Data concerning the efficacy of intravesical Bacillus Calmette-Guerin (BCG) on carcinoma in situ (CIS) of the bladder are limited.
We analyzed long-term outcomes of instillation therapy with BCG to treat bladder CIS, evaluated its effectiveness and safety and searched for prognostic factors that could predict disease recurrence and progression.
Between March 1994 and December 2010, 47 patients (male: 40; female: 7) with median age of 59,5 years (range 40-76 years), diagnosed with bladder CIS underwent weekly BCG instillations (75 mg of Pasteur strain) for six weeks followed by 6 monthly instillations. Patients were collected from four different institututions.Proven bladder CIS diagnosis was made through random biopsy (n=19), macroscopic lesion (n=28) and urinary cytology (n=6).Primary, concomitant, and secondary CIS was found in 13 (27,6%), 28 (59,6%) and 6 (12,7%), patients, respectively.
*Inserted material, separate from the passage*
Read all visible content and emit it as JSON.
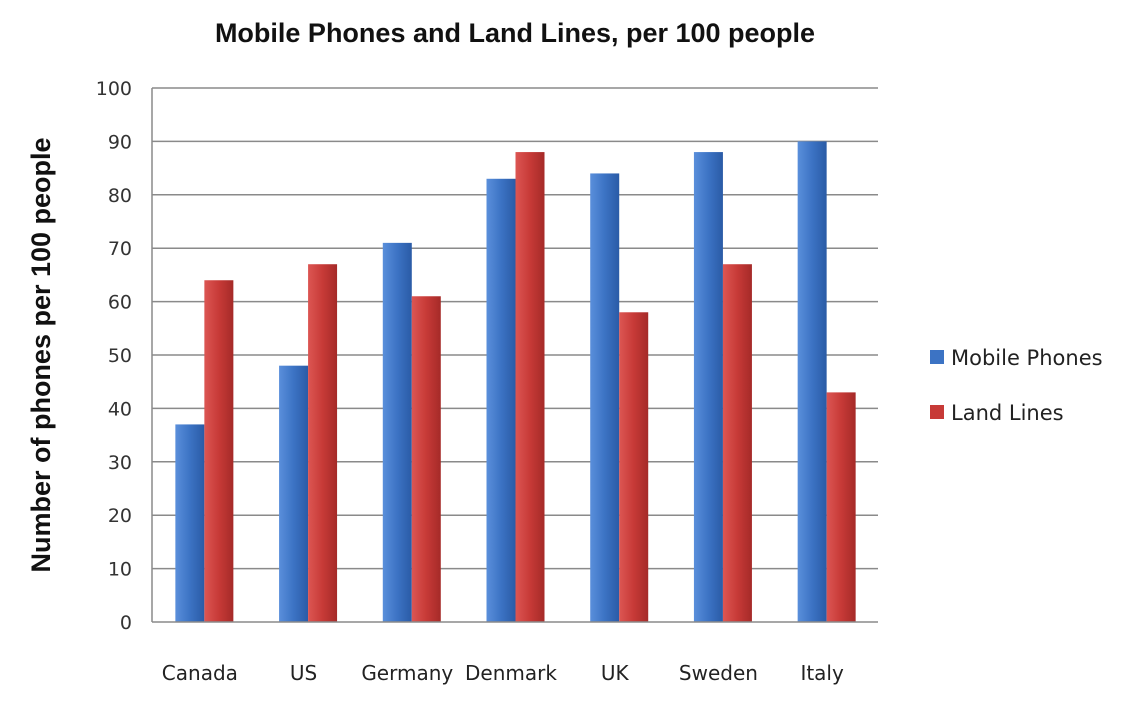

The median follow up period was 67.5 months (range 60-116 months).The recurence rates were 15,4%, 35,7% and 50% respectively in group I,II and III at 5 years follow-up. The overall complete response rate was 68%.The five-year progression-free survival rate was 87.2%.Several factors, such as age (<60 or >60 years), gender, previous transurethral resection and type of CIS, were examined by multivariate analysis to predict recurrence and progression. None of them was an independent prognostic factor.Bladder irritation symptoms were the main BCG adverse effects. There were no severe adverse effects requiring discontinuation of drug administration.Radical cystectomy was performed in 5 patients. Extravesical involvement was identified in only one patient. During follow-up period, none died of bladder cancer.
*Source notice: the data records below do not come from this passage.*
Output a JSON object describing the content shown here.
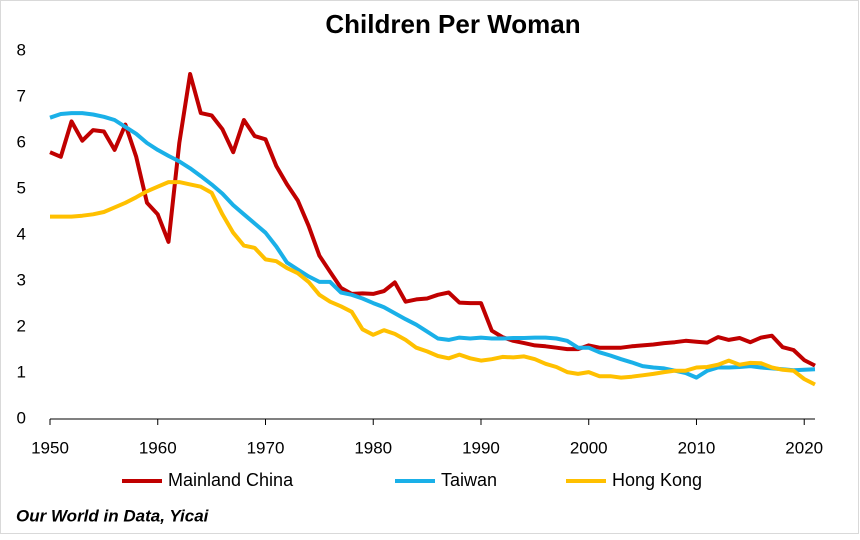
{
  "chart_data": {
    "type": "line",
    "title": "Children Per Woman",
    "source": "Our World in Data, Yicai",
    "x": [
      1950,
      1951,
      1952,
      1953,
      1954,
      1955,
      1956,
      1957,
      1958,
      1959,
      1960,
      1961,
      1962,
      1963,
      1964,
      1965,
      1966,
      1967,
      1968,
      1969,
      1970,
      1971,
      1972,
      1973,
      1974,
      1975,
      1976,
      1977,
      1978,
      1979,
      1980,
      1981,
      1982,
      1983,
      1984,
      1985,
      1986,
      1987,
      1988,
      1989,
      1990,
      1991,
      1992,
      1993,
      1994,
      1995,
      1996,
      1997,
      1998,
      1999,
      2000,
      2001,
      2002,
      2003,
      2004,
      2005,
      2006,
      2007,
      2008,
      2009,
      2010,
      2011,
      2012,
      2013,
      2014,
      2015,
      2016,
      2017,
      2018,
      2019,
      2020,
      2021
    ],
    "series": [
      {
        "name": "Mainland China",
        "color": "#c00000",
        "values": [
          5.8,
          5.7,
          6.47,
          6.05,
          6.28,
          6.25,
          5.85,
          6.4,
          5.7,
          4.7,
          4.45,
          3.85,
          6.0,
          7.5,
          6.65,
          6.6,
          6.3,
          5.8,
          6.5,
          6.15,
          6.08,
          5.5,
          5.1,
          4.75,
          4.2,
          3.55,
          3.2,
          2.85,
          2.72,
          2.73,
          2.72,
          2.78,
          2.97,
          2.55,
          2.6,
          2.62,
          2.7,
          2.75,
          2.53,
          2.52,
          2.52,
          1.92,
          1.78,
          1.7,
          1.65,
          1.6,
          1.58,
          1.55,
          1.52,
          1.52,
          1.6,
          1.55,
          1.55,
          1.55,
          1.58,
          1.6,
          1.62,
          1.65,
          1.67,
          1.7,
          1.68,
          1.66,
          1.78,
          1.72,
          1.76,
          1.67,
          1.77,
          1.81,
          1.56,
          1.5,
          1.28,
          1.16
        ]
      },
      {
        "name": "Taiwan",
        "color": "#1ab0e8",
        "values": [
          6.55,
          6.63,
          6.65,
          6.65,
          6.62,
          6.57,
          6.5,
          6.35,
          6.2,
          6.0,
          5.85,
          5.72,
          5.6,
          5.45,
          5.28,
          5.1,
          4.9,
          4.65,
          4.45,
          4.25,
          4.05,
          3.75,
          3.4,
          3.25,
          3.1,
          2.98,
          2.98,
          2.75,
          2.7,
          2.62,
          2.52,
          2.43,
          2.3,
          2.17,
          2.05,
          1.9,
          1.75,
          1.72,
          1.77,
          1.75,
          1.77,
          1.75,
          1.75,
          1.76,
          1.76,
          1.77,
          1.77,
          1.75,
          1.7,
          1.55,
          1.55,
          1.45,
          1.38,
          1.3,
          1.23,
          1.15,
          1.12,
          1.1,
          1.05,
          1.0,
          0.9,
          1.05,
          1.12,
          1.12,
          1.13,
          1.15,
          1.12,
          1.1,
          1.08,
          1.06,
          1.07,
          1.08
        ]
      },
      {
        "name": "Hong Kong",
        "color": "#ffc000",
        "values": [
          4.4,
          4.4,
          4.4,
          4.42,
          4.45,
          4.5,
          4.6,
          4.7,
          4.82,
          4.95,
          5.05,
          5.15,
          5.15,
          5.1,
          5.05,
          4.92,
          4.45,
          4.05,
          3.77,
          3.72,
          3.47,
          3.43,
          3.28,
          3.17,
          2.98,
          2.7,
          2.55,
          2.45,
          2.33,
          1.95,
          1.83,
          1.93,
          1.85,
          1.72,
          1.55,
          1.47,
          1.37,
          1.32,
          1.4,
          1.32,
          1.27,
          1.3,
          1.35,
          1.34,
          1.36,
          1.3,
          1.2,
          1.13,
          1.02,
          0.98,
          1.02,
          0.93,
          0.93,
          0.9,
          0.92,
          0.95,
          0.98,
          1.02,
          1.05,
          1.05,
          1.12,
          1.13,
          1.18,
          1.27,
          1.18,
          1.22,
          1.21,
          1.12,
          1.07,
          1.05,
          0.87,
          0.75
        ]
      }
    ],
    "xlim": [
      1950,
      2021
    ],
    "xticks": [
      1950,
      1960,
      1970,
      1980,
      1990,
      2000,
      2010,
      2020
    ],
    "ylim": [
      0,
      8
    ],
    "yticks": [
      0,
      1,
      2,
      3,
      4,
      5,
      6,
      7,
      8
    ],
    "grid": false,
    "legend": "bottom"
  }
}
Therapy with BCG is remarkably effective and safe for primary CIS and concomittent CIS, which might be a prognostic factor. We didn't find any significant risk factor. Recurrence and disease progression including extravesical involvement should be carefully monitored over the long-term after BCG therapy.
关于膀胱内灌注卡介苗(BCG)治疗膀胱原位癌(CIS)疗效的数据有限。
我们分析了BCG灌注治疗膀胱CIS的长期疗效,评估其有效性和安全性,并寻找可预测疾病复发和进展的预后因素。
1994年3月至2010年12月期间,47例诊断为膀胱CIS的患者(男性40例;女性7例),中位年龄59.5岁(范围40 - 76岁),接受每周一次的BCG灌注(巴斯德菌株75mg),共六周,随后每月灌注一次,共6次。患者来自四个不同机构。经随机活检(n = 19)、肉眼病变(n = 28)和尿液细胞学检查(n = 6)确诊为膀胱CIS。原发性、合并性和继发性CIS分别在13例(27.6%)、28例(59.6%)和6例(12.7%)患者中发现。
中位随访期为67.5个月(范围60 - 116个月)。在5年随访时,I组、II组和III组的复发率分别为15.4%、35.7%和50%。总体完全缓解率为68%。五年无进展生存率为87.2%。通过多变量分析检查了几个因素,如年龄(<60或>60岁)、性别、既往经尿道切除术和CIS类型,以预测复发和进展。它们均不是独立的预后因素。膀胱刺激症状是BCG的主要不良反应。没有严重不良反应需要停药。5例患者接受了根治性膀胱切除术。仅1例患者发现膀胱外侵犯。随访期间,无患者死于膀胱癌。
BCG治疗对原发性CIS和合并性CIS非常有效且安全,这可能是一个预后因素。我们未发现任何显著的危险因素。BCG治疗后应长期密切监测复发和疾病进展,包括膀胱外侵犯。